|Operator||US Air Force|
|Mission duration||10 years (planned)|
|Spacecraft type||GPS Block IIR|
|Launch mass||2,032 kilograms (4,480 lb)|
|Start of mission|
|Launch date||29 January 2003, 18:06:00UTC|
|Rocket||Delta II 7925-9.5, D295|
|Launch site||Cape Canaveral SLC-17B|
|Perigee altitude||20,155 kilometres (12,524 mi)|
|Apogee altitude||20,344 kilometres (12,641 mi)|
USA-166, also known as GPS IIR-8 and GPS SVN-56, is an American navigation satellite which forms part of the Global Positioning System. It was the eighth Block IIR GPS satellite to be launched, out of thirteen in the original configuration, and twenty one overall. It was built by Lockheed Martin, using the AS-4000 satellite bus.
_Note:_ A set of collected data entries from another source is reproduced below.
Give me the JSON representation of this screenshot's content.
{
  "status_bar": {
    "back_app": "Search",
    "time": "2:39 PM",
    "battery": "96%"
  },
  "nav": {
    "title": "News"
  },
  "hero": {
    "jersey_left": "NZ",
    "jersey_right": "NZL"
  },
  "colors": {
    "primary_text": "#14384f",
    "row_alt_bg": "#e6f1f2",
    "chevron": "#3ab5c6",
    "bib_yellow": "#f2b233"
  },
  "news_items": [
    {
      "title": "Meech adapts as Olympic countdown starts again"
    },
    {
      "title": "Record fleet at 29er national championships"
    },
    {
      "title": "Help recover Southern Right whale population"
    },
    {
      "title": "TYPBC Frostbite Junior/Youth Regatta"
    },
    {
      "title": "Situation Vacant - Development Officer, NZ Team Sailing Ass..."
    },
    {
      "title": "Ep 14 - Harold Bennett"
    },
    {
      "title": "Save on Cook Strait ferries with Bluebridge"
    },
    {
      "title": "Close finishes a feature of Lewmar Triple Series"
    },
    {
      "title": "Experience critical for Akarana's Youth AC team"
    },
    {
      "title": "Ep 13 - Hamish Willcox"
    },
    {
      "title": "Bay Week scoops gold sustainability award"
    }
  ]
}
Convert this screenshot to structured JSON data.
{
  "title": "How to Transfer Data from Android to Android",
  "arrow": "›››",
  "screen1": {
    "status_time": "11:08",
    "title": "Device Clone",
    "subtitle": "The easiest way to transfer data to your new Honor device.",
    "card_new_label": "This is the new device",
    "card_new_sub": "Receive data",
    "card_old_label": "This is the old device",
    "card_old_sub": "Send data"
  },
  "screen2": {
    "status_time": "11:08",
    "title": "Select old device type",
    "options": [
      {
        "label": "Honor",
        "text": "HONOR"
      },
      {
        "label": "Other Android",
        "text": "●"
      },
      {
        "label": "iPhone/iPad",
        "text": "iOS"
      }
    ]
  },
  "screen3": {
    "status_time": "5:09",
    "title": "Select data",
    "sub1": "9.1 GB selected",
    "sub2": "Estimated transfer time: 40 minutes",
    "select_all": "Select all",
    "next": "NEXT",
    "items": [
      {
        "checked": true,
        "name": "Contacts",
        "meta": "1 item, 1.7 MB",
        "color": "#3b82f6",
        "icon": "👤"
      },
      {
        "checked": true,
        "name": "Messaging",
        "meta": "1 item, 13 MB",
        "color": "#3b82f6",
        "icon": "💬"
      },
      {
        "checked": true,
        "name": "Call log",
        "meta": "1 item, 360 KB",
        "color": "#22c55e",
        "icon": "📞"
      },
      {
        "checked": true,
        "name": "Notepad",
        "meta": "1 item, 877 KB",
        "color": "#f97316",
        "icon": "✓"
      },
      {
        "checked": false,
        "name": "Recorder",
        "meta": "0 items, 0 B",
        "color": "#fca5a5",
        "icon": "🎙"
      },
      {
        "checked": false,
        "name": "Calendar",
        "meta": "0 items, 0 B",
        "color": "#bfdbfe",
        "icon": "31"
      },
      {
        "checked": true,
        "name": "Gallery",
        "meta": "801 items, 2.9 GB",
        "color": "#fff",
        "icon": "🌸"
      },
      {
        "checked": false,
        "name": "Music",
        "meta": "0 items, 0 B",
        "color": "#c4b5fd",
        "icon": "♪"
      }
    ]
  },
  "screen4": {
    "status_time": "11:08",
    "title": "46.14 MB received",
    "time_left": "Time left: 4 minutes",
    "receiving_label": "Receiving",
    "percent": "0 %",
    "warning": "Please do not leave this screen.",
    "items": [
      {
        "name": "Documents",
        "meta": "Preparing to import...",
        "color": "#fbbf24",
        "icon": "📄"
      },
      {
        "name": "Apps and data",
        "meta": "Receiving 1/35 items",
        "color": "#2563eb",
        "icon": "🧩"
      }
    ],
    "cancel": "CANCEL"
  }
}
USA-166 was launched at 18:06:00 UTC on 29 January 2003, atop a Delta II carrier rocket, flight number D295, flying in the 7925-9.5 configuration. The XSS-10 satellite was carried as a secondary payload on the same rocket, but was deployed from the second stage of the three-stage rocket. The launch took place from Space Launch Complex 17B at the Cape Canaveral Air Force Station, and placed USA-166 into a transfer orbit. The satellite raised itself into medium Earth orbit using a Star-37FM apogee motor.
By 1 February 2003, USA-166 was in an orbit with a perigee of 20,155 kilometres (12,524 mi), an apogee of 20,344 kilometres (12,641 mi), a period of 720.7 minutes, and 55 degrees of inclination to the equator. It is used to broadcast the PRN 16 signal, and operates in slot 1 of plane B of the GPS constellation. The satellite has a mass of 2,032 kilograms (4,480 lb), and a design life of 10 years. As of 2012 it remains in service.